A significantly older life coach, who also admits to being attracted to men, making 20-something men strip naked in his office? In the unscientific, unregulated underworld of ex-gay therapy, frauds and hacks of all stripes are getting away with any kind of "therapy" they can think up.

Make no mistake: every major, reputable professional psychological and medical association has stated that not only is there no evidence supporting the possibility of changing somebody’s sexual orientation, but that such programs harm those involved; depression and suicide are all-too-common in the ex-gay world.

Below are some of the strangest and most disturbing techniques ex-gay leaders use in their failed attempts to turn their victims -- who are tragically struggling to reconcile their faith with their sexuality -- straight.

1. Rubber-band therapy

Like all human beings, ex-gays face temptation at every turn. Unlike the rest of us, however, ex-gays are sadly forced to fight their natural attractions. One way to do that, as suggested by ex-gay therapy? Snapping a rubber band on your wrist.

Here’s how Exodus International, the largest ex-gay umbrella group, explains it: “Every time you catch yourself watching someone erotically or engaging in fantasy, snap the band. This will cause a moderate stinging pain, which serves as a shocking reminder of what you are doing. This should help you interrupt the spell.”

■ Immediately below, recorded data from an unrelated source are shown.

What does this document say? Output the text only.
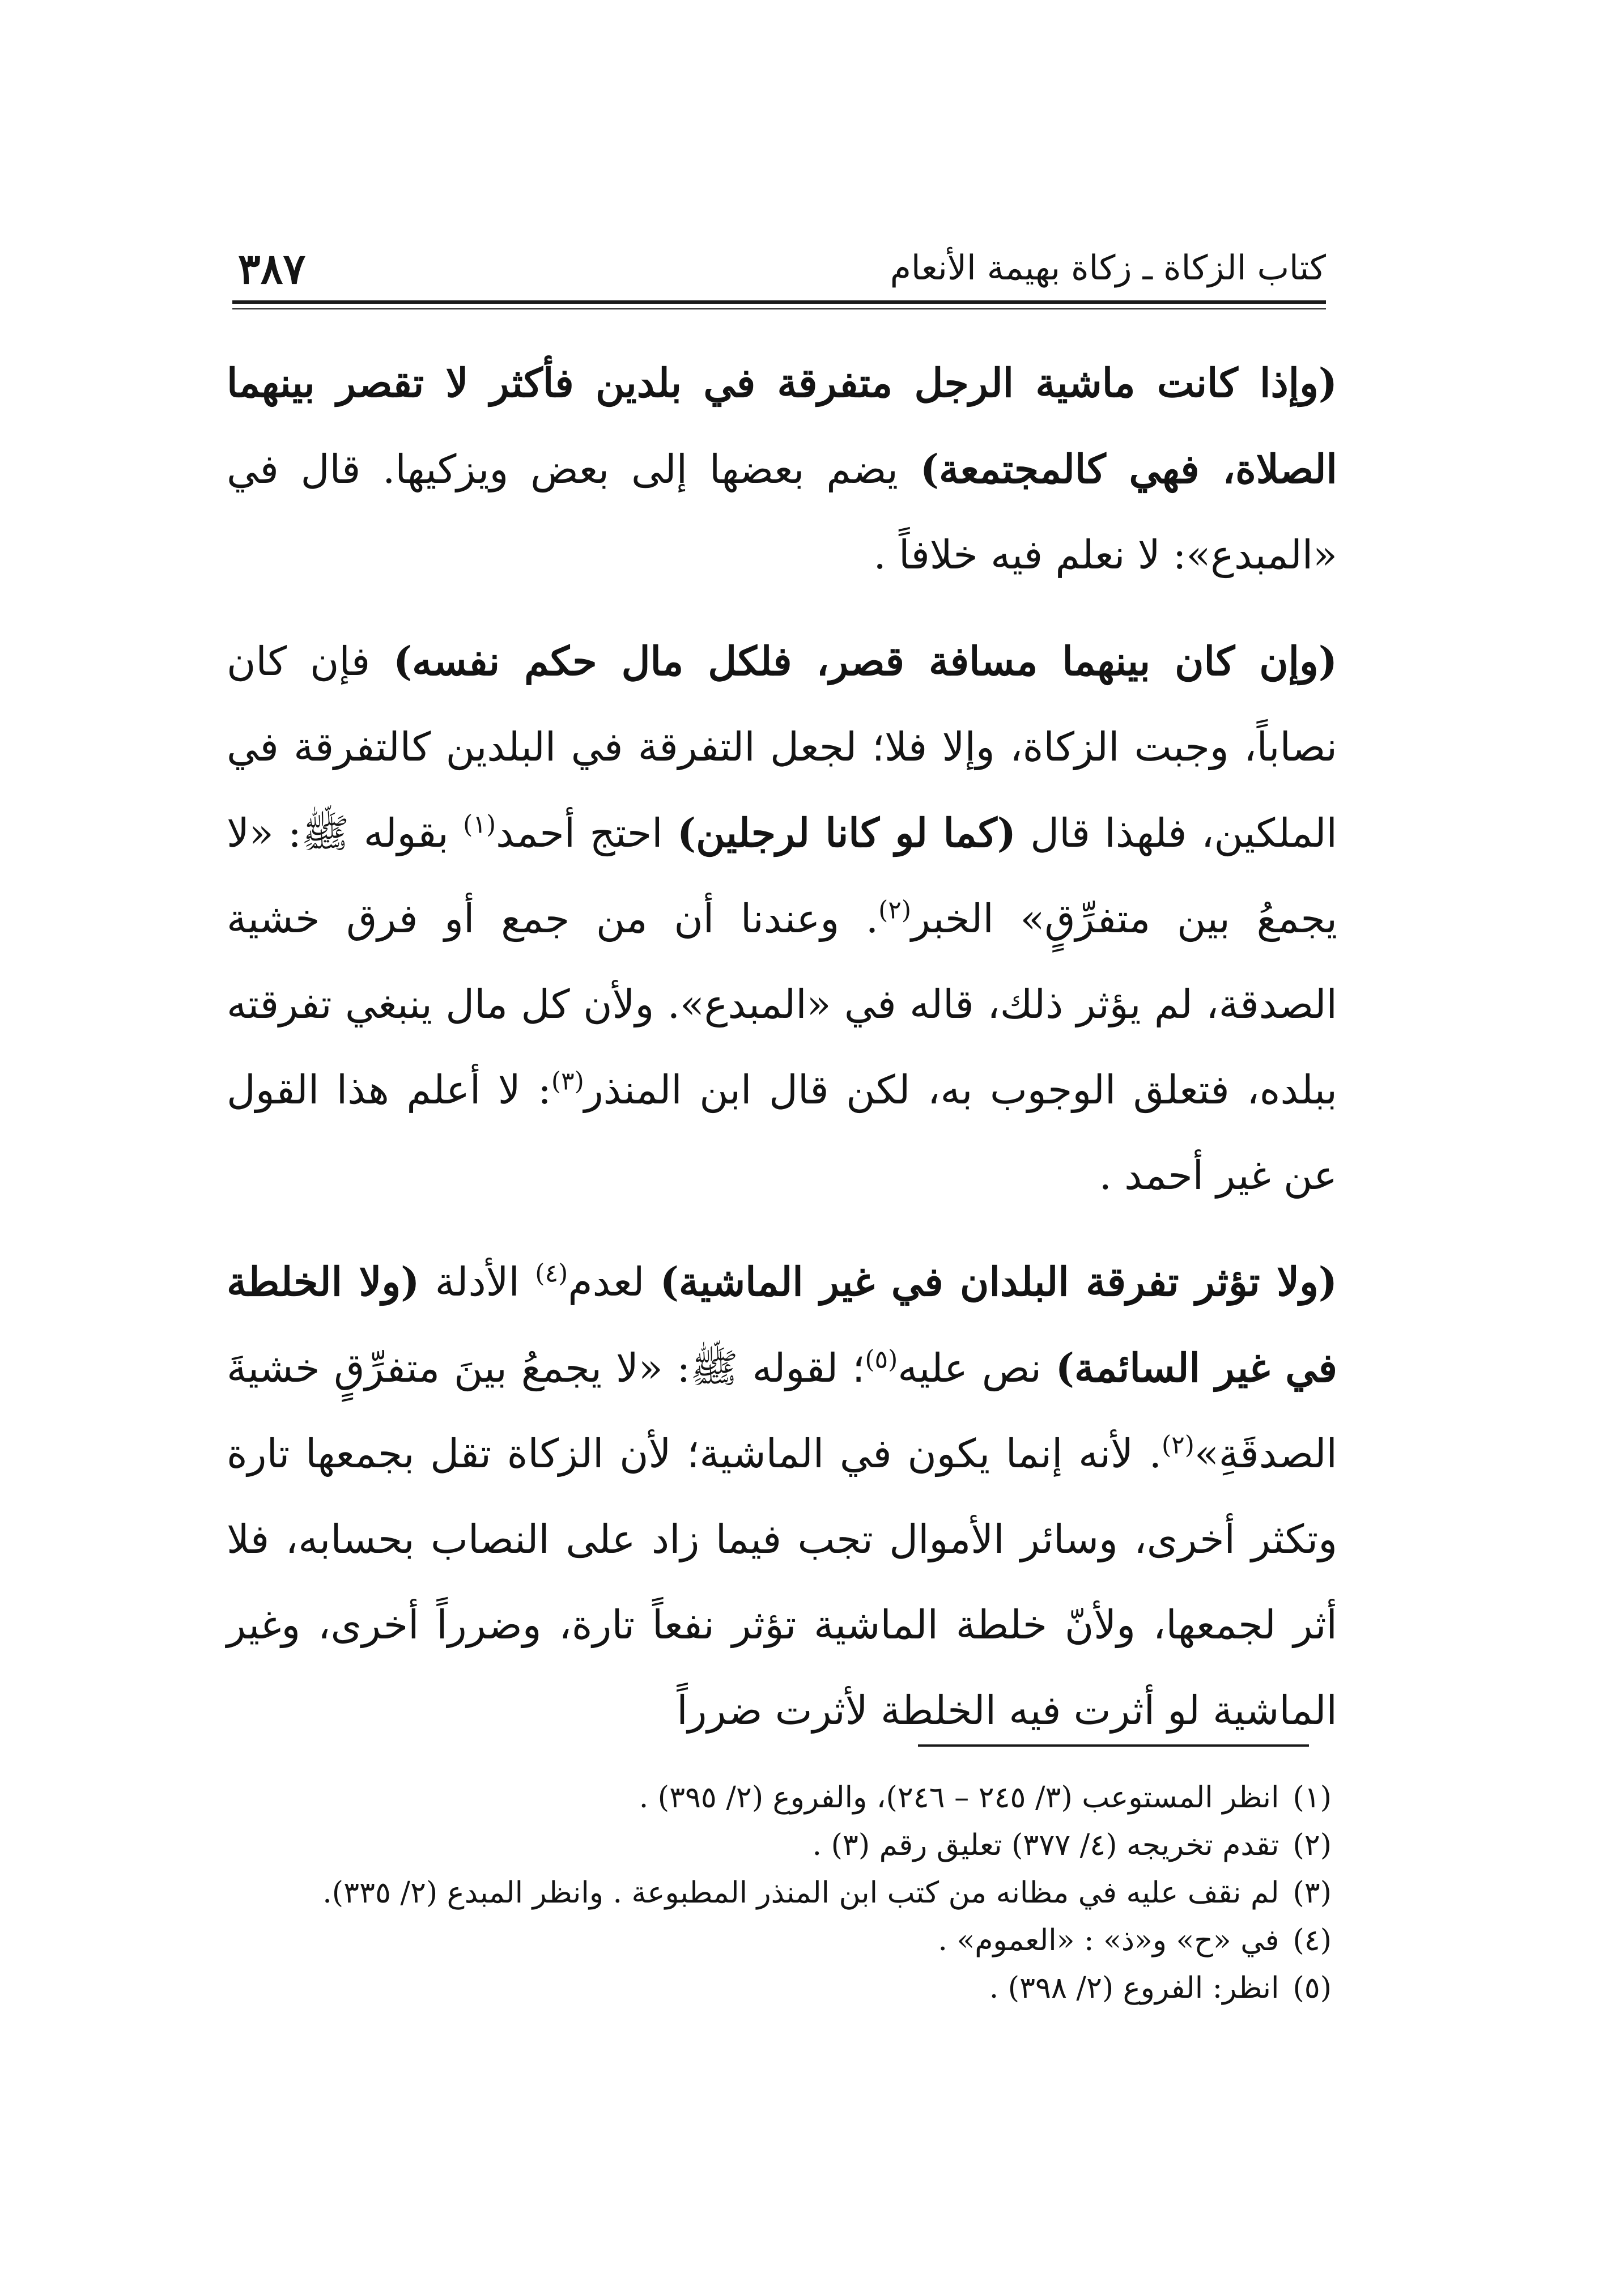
كتاب الزكاة ـ زكاة بهيمة الأنعام
٣٨٧

(وإذا كانت ماشية الرجل متفرقة في بلدين فأكثر لا تقصر بينهما الصلاة، فهي كالمجتمعة) يضم بعضها إلى بعض ويزكيها. قال في «المبدع»: لا نعلم فيه خلافاً .

(وإن كان بينهما مسافة قصر، فلكل مال حكم نفسه) فإن كان نصاباً، وجبت الزكاة، وإلا فلا؛ لجعل التفرقة في البلدين كالتفرقة في الملكين، فلهذا قال (كما لو كانا لرجلين) احتج أحمد$^{(١)}$ بقوله ﷺ: «لا يجمعُ بين متفرِّقٍ» الخبر$^{(٢)}$. وعندنا أن من جمع أو فرق خشية الصدقة، لم يؤثر ذلك، قاله في «المبدع». ولأن كل مال ينبغي تفرقته ببلده، فتعلق الوجوب به، لكن قال ابن المنذر$^{(٣)}$: لا أعلم هذا القول عن غير أحمد .

(ولا تؤثر تفرقة البلدان في غير الماشية) لعدم$^{(٤)}$ الأدلة (ولا الخلطة في غير السائمة) نص عليه$^{(٥)}$؛ لقوله ﷺ: «لا يجمعُ بينَ متفرِّقٍ خشيةَ الصدقَةِ»$^{(٢)}$. لأنه إنما يكون في الماشية؛ لأن الزكاة تقل بجمعها تارة وتكثر أخرى، وسائر الأموال تجب فيما زاد على النصاب بحسابه، فلا أثر لجمعها، ولأنّ خلطة الماشية تؤثر نفعاً تارة، وضرراً أخرى، وغير الماشية لو أثرت فيه الخلطة لأثرت ضرراً

(١)انظر المستوعب (٣/ ٢٤٥ – ٢٤٦)، والفروع (٢/ ٣٩٥) .

(٢)تقدم تخريجه (٤/ ٣٧٧) تعليق رقم (٣) .

(٣)لم نقف عليه في مظانه من كتب ابن المنذر المطبوعة . وانظر المبدع (٢/ ٣٣٥).

(٤)في «ح» و«ذ» : «العموم» .

(٥)انظر: الفروع (٢/ ٣٩٨) .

“Like a smoker trying to quit smoking, my ex-gay therapist told me to snap this rubber band every time I saw a guy that I was attracted to,” Brian Nesbitt says in a Truth Wins Out video. “It was embarrassing, it was humiliating, and it didn’t work.”

2. Healing touch therapy

The central idea behind ex-gay therapies is a twisted, neo-Freudian theory that homosexual desire is caused when a child doesn’t properly identify with a same-sex parent. As the child develops and enters puberty, he or she sexualizes the need for daddy’s or mommy’s affection.

As discredited ex-gay psychologist Joseph Nicolosi infamously tells concerned Christian fathers, “If you don’t hug your sons, some other man will.” So, how do you restore that father-son bond? By having another man hold him, of course.

Healing touch therapy was something I experienced when I went undercover at Journey into Manhood, a 48-hour ex-gay retreat in Arizona:

Three staff members take a seat in the middle of the room. They demonstrate three different “healing touch” techniques.

First: Side-by-side, where two men sit shoulder-to-shoulder, facing the same direction, their legs outstretched in front of them. The man giving the Healing Touch puts one arm around the receiver.

Second: The Cohen Hold, named after “certified sexual re-orientation coach” and Healing Touch pioneer Richard Cohen. For this position, the receiver sits between the legs of the giver, their chests perpendicular, the receiver’s head resting on the giver’s shoulder. The giver encircles his arms around the receiver.

Third: The Motorcycle. The receiver again sits between the legs of the giver; this time, the receiver leans his back up against the chest of the giver. Again, the giver wraps his arms around the receiver.

One retreat attendee told me that in one cabin, the guys threw their mattresses into the middle of the room and held an all night healing touch session.